I found some interesting websites worth a read for any writer, thanks to StumbleUpon. I selected my category, “writing” and stumbled from site to site. I noted my favorites that came up:
Aliventures is a great blog. She talks about the fact that fiction is so hard to write. You won’t get any argument from me there. I’ve had to draw upon my own life in more than one instance and I know it’ll happen again, but this puts it all in perspective.
There are some exercises for writers of fiction, in case the creative juices dry up. I don’t have much time to look at these while I’m doing NaNo, but before I go back and edit my first ugly draft, I might try some of these.
I know I will also have to make my vocabulary more colorful. Right now, I’m using simple verbiage and elementary sentences. That’s okay, but I intend to dress up my prose with some of the most beautiful words in the English language.
I try not to use “said” too much in my dialogue, but in the interest of cranking out some words with a unique variation, I’ve looked online for other ways to say “said.” It’s really helpful.
I found an editor’s page who talks about the words she never wants to see in my novel. I’m actually glad she wrote that because looking at my first draft, I do have a number of “suddenlys” and probably an overload of “thats.”
But you know, looking at these sites tames the Saber. Now, when I go back, I know my first draft is going to be crap. I can approach it logically and in small steps.
I still wish I could create a fantastical world like some of my favorite authors, though. I’m hoping that will happen on the next go-around. I love stories where you just get lost and wish with a sore heart that the world you’re reading about was real.
I found that to be true when I was in middle school and wanted to be an astronaut for a while. I wanted the world of Star Trek to exist, complete with a Starfleet Academy and a Federation of Planets. In my mind, I pictured myself as a cadet and flying a starship as a freshly minted ensign, ascending the ranks so that, one day, I could take Captain Janeway’s place on Voyager.

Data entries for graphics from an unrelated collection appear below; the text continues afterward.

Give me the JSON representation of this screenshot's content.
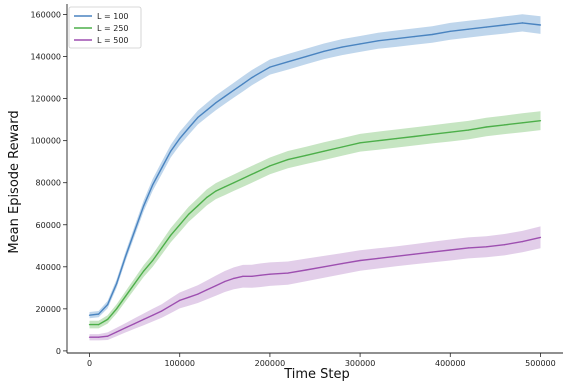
{
  "chart_data": {
    "type": "line",
    "title": "",
    "xlabel": "Time Step",
    "ylabel": "Mean Episode Reward",
    "xlim": [
      -25000,
      525000
    ],
    "ylim": [
      -1000,
      165000
    ],
    "xticks": [
      0,
      100000,
      200000,
      300000,
      400000,
      500000
    ],
    "yticks": [
      0,
      20000,
      40000,
      60000,
      80000,
      100000,
      120000,
      140000,
      160000
    ],
    "grid": false,
    "legend_position": "top-left",
    "series": [
      {
        "name": "L = 100",
        "color": "#4a84c0",
        "band_color": "#a9c8e6",
        "x": [
          0,
          10000,
          20000,
          30000,
          40000,
          50000,
          60000,
          70000,
          80000,
          90000,
          100000,
          110000,
          120000,
          130000,
          140000,
          150000,
          160000,
          170000,
          180000,
          190000,
          200000,
          220000,
          240000,
          260000,
          280000,
          300000,
          320000,
          340000,
          360000,
          380000,
          400000,
          420000,
          440000,
          460000,
          480000,
          500000
        ],
        "y": [
          17000,
          17500,
          22000,
          32000,
          45000,
          57000,
          69000,
          79000,
          87000,
          95000,
          101000,
          106000,
          111000,
          114500,
          118000,
          121000,
          124000,
          127000,
          130000,
          132500,
          135000,
          137500,
          140000,
          142500,
          144500,
          146000,
          147500,
          148500,
          149500,
          150500,
          152000,
          153000,
          154000,
          155000,
          156000,
          155000
        ],
        "band": [
          1500,
          1500,
          1800,
          2000,
          2200,
          2400,
          2600,
          2800,
          3000,
          3000,
          3200,
          3200,
          3300,
          3400,
          3500,
          3500,
          3500,
          3600,
          3600,
          3600,
          3600,
          3700,
          3700,
          3700,
          3800,
          3800,
          3800,
          3900,
          3900,
          3900,
          4000,
          4000,
          4000,
          4100,
          4100,
          4200
        ]
      },
      {
        "name": "L = 250",
        "color": "#4daf4a",
        "band_color": "#b3dcae",
        "x": [
          0,
          10000,
          20000,
          30000,
          40000,
          50000,
          60000,
          70000,
          80000,
          90000,
          100000,
          110000,
          120000,
          130000,
          140000,
          150000,
          160000,
          170000,
          180000,
          190000,
          200000,
          220000,
          240000,
          260000,
          280000,
          300000,
          320000,
          340000,
          360000,
          380000,
          400000,
          420000,
          440000,
          460000,
          480000,
          500000
        ],
        "y": [
          12500,
          12500,
          15000,
          20000,
          26000,
          32000,
          38000,
          43000,
          49000,
          55000,
          60000,
          65000,
          69000,
          73000,
          76000,
          78000,
          80000,
          82000,
          84000,
          86000,
          88000,
          91000,
          93000,
          95000,
          97000,
          99000,
          100000,
          101000,
          102000,
          103000,
          104000,
          105000,
          106500,
          107500,
          108500,
          109500
        ]
      },
      {
        "name": "L = 500",
        "color": "#9d4fb0",
        "band_color": "#d8bde2",
        "x": [
          0,
          10000,
          20000,
          30000,
          40000,
          50000,
          60000,
          70000,
          80000,
          90000,
          100000,
          110000,
          120000,
          130000,
          140000,
          150000,
          160000,
          170000,
          180000,
          190000,
          200000,
          220000,
          240000,
          260000,
          280000,
          300000,
          320000,
          340000,
          360000,
          380000,
          400000,
          420000,
          440000,
          460000,
          480000,
          500000
        ],
        "y": [
          6500,
          6500,
          7000,
          9000,
          11000,
          13000,
          15000,
          17000,
          19000,
          21500,
          24000,
          25500,
          27000,
          29000,
          31000,
          33000,
          34500,
          35500,
          35500,
          36000,
          36500,
          37000,
          38500,
          40000,
          41500,
          43000,
          44000,
          45000,
          46000,
          47000,
          48000,
          49000,
          49500,
          50500,
          52000,
          54000
        ]
      }
    ]
  },
  "bands": {
    "L = 250": [
      1800,
      1800,
      2000,
      2200,
      2400,
      2600,
      2800,
      3000,
      3200,
      3400,
      3500,
      3600,
      3700,
      3800,
      3800,
      3900,
      3900,
      4000,
      4000,
      4000,
      4000,
      4100,
      4100,
      4200,
      4200,
      4200,
      4300,
      4300,
      4300,
      4300,
      4400,
      4400,
      4400,
      4400,
      4500,
      4500
    ],
    "L = 500": [
      1500,
      1500,
      1800,
      2000,
      2200,
      2500,
      2800,
      3000,
      3200,
      3500,
      3800,
      4000,
      4200,
      4500,
      4800,
      5000,
      5200,
      5400,
      5500,
      5600,
      5600,
      5500,
      5400,
      5200,
      5000,
      4900,
      4800,
      4700,
      4800,
      4900,
      5000,
      5000,
      5000,
      5100,
      5100,
      5200
    ]
  }
}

It was true again when I read Harry Potter. I know, I know, everybody knows about Harry Potter and it’s almost becoming cliché. Maybe it already has. But can I tell you, when the first book came out when I was in college, I read it and wanted to live in that world. I wanted to cast magic spells upon my enemies and take Defense of the Dark Arts. I wanted to be Hermione’s best friend and show her that I could do a Patronus charm better than she could.
The same thing is happening now – even as an adult – as I’m getting through the Eragon series. Dang it, I want a pet dragon whose blue scales shimmer in the sun. I want to know how to speak the ancient language where no one can tell a lie and they can only say what they mean. I wish I could live as long as an elf and live in a magical world, breathing life into the nearby trees and flowers.
I’m going back to my own book and it’s fine. It’s interesting enough to me. But at the risk of using NaNoWriMo only to prove to myself that I can actually write, when I get to the 50,000 word mark, I have the biggest desire – in this moment at least – to shelve it and figure out how to create a fantasy world that I want to live in. Those are the kinds of books that capture others’ imaginations.
The question is, how do I imagine it? How do I create it? How do I play God?